With Australia’s official retirement age heading to 70 by 2035, this year’s federal budget brings forward incentives designed to encourage companies to employ older workers.

The Restart Program, which provides $10,000 to employers to hire over 50s will have payments accelerated, and the government will also provide incentives to older unemployed people to retrain in order to get a job.

The measures go part of the way to addressing the challenges faced by older workers, but come amid ongoing age discrimination in Australia.

Empirical evidence suggests negative stereotypes are at the heart of this form of ageism. Such stereotypes are found among employers as well as the community at large.

Ageist attitudes and related stereotypes are a general socio-cultural phenomenon and are not confined to the workplace, meaning employers’ attitudes toward older workers are simply a reflection of a broader worldview. Being in positions where their decisions have direct impact on the lives of older workers, however, means their views attract more attention than those of other people.

It is not the intention of employers, who typically seek the best person for the job, to discriminate against older workers. But stereotypes are activated automatically in response to cues. For example, a person’s age, appearance, or date of graduation from school are all relevant cues that impact perception and judgement. Despite best intentions, employers’ judgement can be automatically biased by ageist stereotypes so they may miss the best person for the job in cases where it happens to be an older worker.
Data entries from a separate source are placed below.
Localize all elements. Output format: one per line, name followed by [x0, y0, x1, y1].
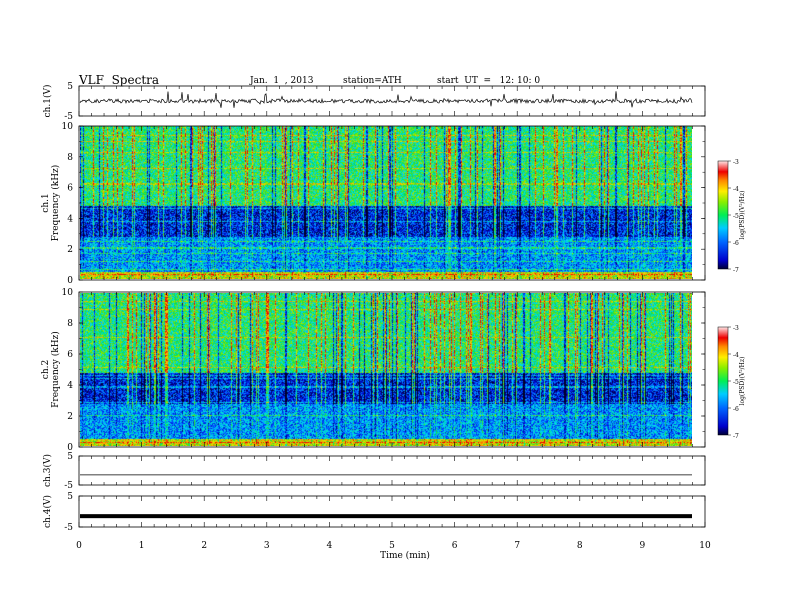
colorbar-tick-label: -3 — [733, 325, 739, 332]
y-tick-label: 0 — [67, 276, 73, 286]
colorbar-tick-label: -3 — [733, 159, 739, 166]
x-tick-label: 7 — [514, 541, 520, 551]
y-tick-label: 2 — [67, 245, 73, 255]
y-tick-label: -5 — [64, 523, 73, 533]
y-tick-label: 0 — [67, 443, 73, 453]
panel-ylabel: ch.1(V) — [42, 85, 53, 118]
panel-ylabel: Frequency (kHz) — [50, 331, 61, 408]
colorbar-tick-label: -6 — [733, 406, 739, 413]
y-tick-label: 6 — [67, 350, 73, 360]
ch2-spectrogram — [80, 293, 692, 446]
y-tick-label: -5 — [64, 112, 73, 122]
ch1-trace — [79, 91, 693, 108]
x-tick-label: 8 — [577, 541, 583, 551]
panel-ylabel: ch.3(V) — [42, 454, 53, 487]
colorbar-tick-label: -7 — [733, 433, 739, 440]
x-tick-label: 3 — [264, 541, 270, 551]
y-tick-label: 8 — [67, 153, 73, 163]
x-tick-label: 10 — [699, 541, 711, 551]
panel-ylabel: ch.4(V) — [42, 495, 53, 528]
date-label: Jan. 1 , 2013 — [250, 76, 314, 86]
station-label: station=ATH — [343, 76, 402, 86]
colorbar — [717, 160, 729, 270]
colorbar-tick-label: -7 — [733, 267, 739, 274]
colorbar — [717, 326, 729, 436]
colorbar-tick-label: -5 — [733, 213, 739, 220]
y-tick-label: 10 — [62, 288, 74, 298]
y-tick-label: 5 — [67, 452, 73, 462]
x-tick-label: 4 — [327, 541, 333, 551]
ch4-trace — [80, 514, 692, 519]
panel-frame-2 — [78, 125, 706, 281]
y-tick-label: 5 — [67, 82, 73, 92]
panel-ylabel: ch.1 — [41, 193, 51, 212]
y-tick-label: 2 — [67, 412, 73, 422]
y-tick-label: 5 — [67, 492, 73, 502]
colorbar-label: log(PSD)(V²/Hz) — [739, 357, 746, 406]
x-axis-label: Time (min) — [380, 550, 430, 561]
panel-frame-3 — [78, 291, 706, 448]
x-tick-label: 0 — [76, 541, 82, 551]
x-tick-label: 1 — [139, 541, 145, 551]
colorbar-tick-label: -6 — [733, 240, 739, 247]
panel-ylabel: ch.2 — [41, 360, 51, 379]
colorbar-label: log(PSD)(V²/Hz) — [739, 191, 746, 240]
chart-title: VLF Spectra — [79, 73, 160, 87]
start-time-label: start UT = 12: 10: 0 — [437, 76, 541, 86]
y-tick-label: 4 — [67, 381, 73, 391]
x-tick-label: 2 — [201, 541, 207, 551]
x-tick-label: 5 — [389, 541, 395, 551]
ch1-spectrogram — [80, 126, 692, 279]
y-tick-label: 10 — [62, 122, 74, 132]
colorbar-tick-label: -4 — [733, 352, 739, 359]
colorbar-tick-label: -5 — [733, 379, 739, 386]
colorbar-tick-label: -4 — [733, 186, 739, 193]
panel-ylabel: Frequency (kHz) — [50, 165, 61, 242]
y-tick-label: 6 — [67, 184, 73, 194]
x-tick-label: 6 — [452, 541, 458, 551]
y-tick-label: -5 — [64, 481, 73, 491]
y-tick-label: 4 — [67, 214, 73, 224]
y-tick-label: 8 — [67, 319, 73, 329]
x-tick-label: 9 — [640, 541, 646, 551]
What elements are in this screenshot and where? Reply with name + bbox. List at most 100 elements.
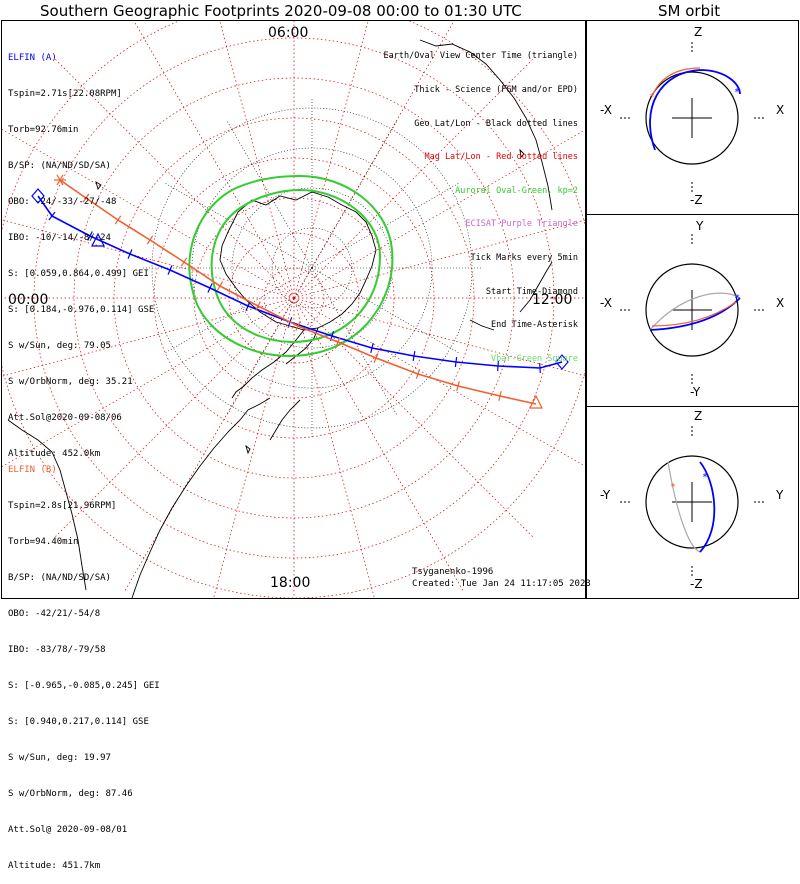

Common interventions to address ageism toward older workers have been in the form of policies, legislation, and fact sheets, with the former aimed at enforcing fair practice and the latter providing information. Policies, however, provoke resistance to change when people are being told to think and/or behave in particular ways and feel their free choice is threatened. Fact sheets, incongruent with employers’ worldviews, are often perceived as incorrect.

Getting past stereotypes

There are however ways to promote positive attitudes toward older adults among employers and increase the likelihood of them being hired.

One intervention tested successfully involved inducing cognitive dissonance. Cognitive dissonance is a mentally unsustainable state that is evoked when a person holds two contradictory thoughts and/or beliefs simultaneously.

People are naturally driven to reduce cognitive dissonance, so much so that it often results in them either changing their attitude or further affirming their initial positions.

In our study we made employers aware that discriminating against older workers was potentially counterproductive and against our culturally enshrined value of a “fair-go”. Having been asked to endorse this view and provide their names, employers were advised they would be listed as people who opposed hiring discrimination against older adults and who were committed to non-discriminatory practice. This meant they would ultimately experience cognitive dissonance in response to activation of negative stereotypes in subsequent considerations of older workers.

We also developed fact sheets based on common misconceptions about older workers. Combining the cognitive dissonance aspect with the fact sheet produced the strongest effect.

Employers who participated in this part of the study showed more positive attitudes toward older workers overall, stated that they were more than likely to hire older workers, and considered age to be less important in making hiring decisions.

Attitudes are said to be relatively resistant to change, but by refuting misconceptions and enabling cognitive dissonance to be evoked in employers, we enabled them to maintain a sense of self-integrity as well as professionalism because these were now aligned with fair treatment of older workers.

Ultimately, it was the internal motivation of hiring decision makers that made the difference, as opposed to dictating to employers how they should behave. The next phase is to discuss various ways the intervention could be implemented.